Lou est un enfant charmant - Guillaume Apollinaire

Lou est un enfant charmant

petit Lou au bon cœur

Il y a aussi des libellules bleues

Lou est la huitième merveille du monde

 

Lierre Herbe de la tendresse

Lierre Herbe de la fidélité

 

Avions de cristal beaux fruits du ciel qui chante

 

Simple douceur des nues si blanches et si rondes

Ce fut une heure de départ ! secteur…

Ceci c’est ma prière bleue vers toi

Et c’est aussi mon délice

Que ce soit toi que je veuille

 

1915

Soldats de faïence et d’escarboucle

Ô AMOUR

 

Est-il temps de monter plus haut que notre idéal

Les heures sont de belles filles langoureuse

Le printemps défleuri s’éloigne

Là-bas bas et se tourne parfois encore pour me sourire

Et dans les champs les coquelicots se fanent en se violaçant

Et en répendant une odeur opiacé

Je contemple ton absenbce et ton silence

Mais tu tiens à moi par mille liens subtils

Mon imagination royale allume ses millions d’astres

À ta flamboyante divinité des délices

Non ! je ne veux pas fermer pendant la contemplation

Les neufs portes des sens

Et leur ouverture se dirige et se prolonge

Jusqu’à toi et ton délice

Le jour n’est plus.
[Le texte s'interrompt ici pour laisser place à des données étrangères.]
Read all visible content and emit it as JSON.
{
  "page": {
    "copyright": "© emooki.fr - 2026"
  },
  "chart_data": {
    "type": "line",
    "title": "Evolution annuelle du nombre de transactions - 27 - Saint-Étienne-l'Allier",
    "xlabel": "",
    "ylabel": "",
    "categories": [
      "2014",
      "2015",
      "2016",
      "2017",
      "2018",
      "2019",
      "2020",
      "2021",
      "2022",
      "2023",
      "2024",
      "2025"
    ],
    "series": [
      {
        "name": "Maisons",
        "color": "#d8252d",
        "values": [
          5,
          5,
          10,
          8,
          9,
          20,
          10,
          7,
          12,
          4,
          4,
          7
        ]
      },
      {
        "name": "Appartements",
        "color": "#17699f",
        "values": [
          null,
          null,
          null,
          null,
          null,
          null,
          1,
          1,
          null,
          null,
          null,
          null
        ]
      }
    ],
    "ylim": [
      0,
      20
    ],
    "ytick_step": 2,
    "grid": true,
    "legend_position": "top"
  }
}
Il est temps que j’aille à la rivière me baigner.

 

et cette onde est pleine d’herbes

aussi fallaces que ton regard

tandis qu’éclate un artifice meurtrier

et qu’un incendie teint la nuit de couleur cerise

Cueille vite cette fleur

Prends vite le lambeau de nuage que je te donne

Lou

Dans cette nuit profonde de juin adorable

 

Je suis ici pour te chanter des chansons

En combattant

Je te couvrirai de trophées

J’attends seulement l’amour

Mort, tes servants sont à leurs postes

Mes chants t’ont appelée toute ma vie

Mon chant est nu, il a dépouillé ses parures

Écris-moi vite, Lou, de belle belles choses

Vie de ma vie, je baise votre main

 

Courmelois, le 21 juin 1915

 

Publié en 1955 dans le recueil Poèmes à Lou

Portrait de Guillaume ApollinaireGuillaume Apollinaire, figure majeure de la poésie moderne française, inscrit son nom dans l’histoire des amours littéraires avec les Poèmes à Lou, écrits entre 1914 et 1915 pour Louise de Coligny-Châtillon. Ce recueil posthume publié en 1955 révèle une alchimie singulière entre l’urgence guerrière et l’éternité du sentiment amoureux. Le poème Lou est un enfant charmant cristallise cette tension existentielle où « les libellules bleues » du désir dansent autour des « soldats de faïence et d’escarboucle » du front.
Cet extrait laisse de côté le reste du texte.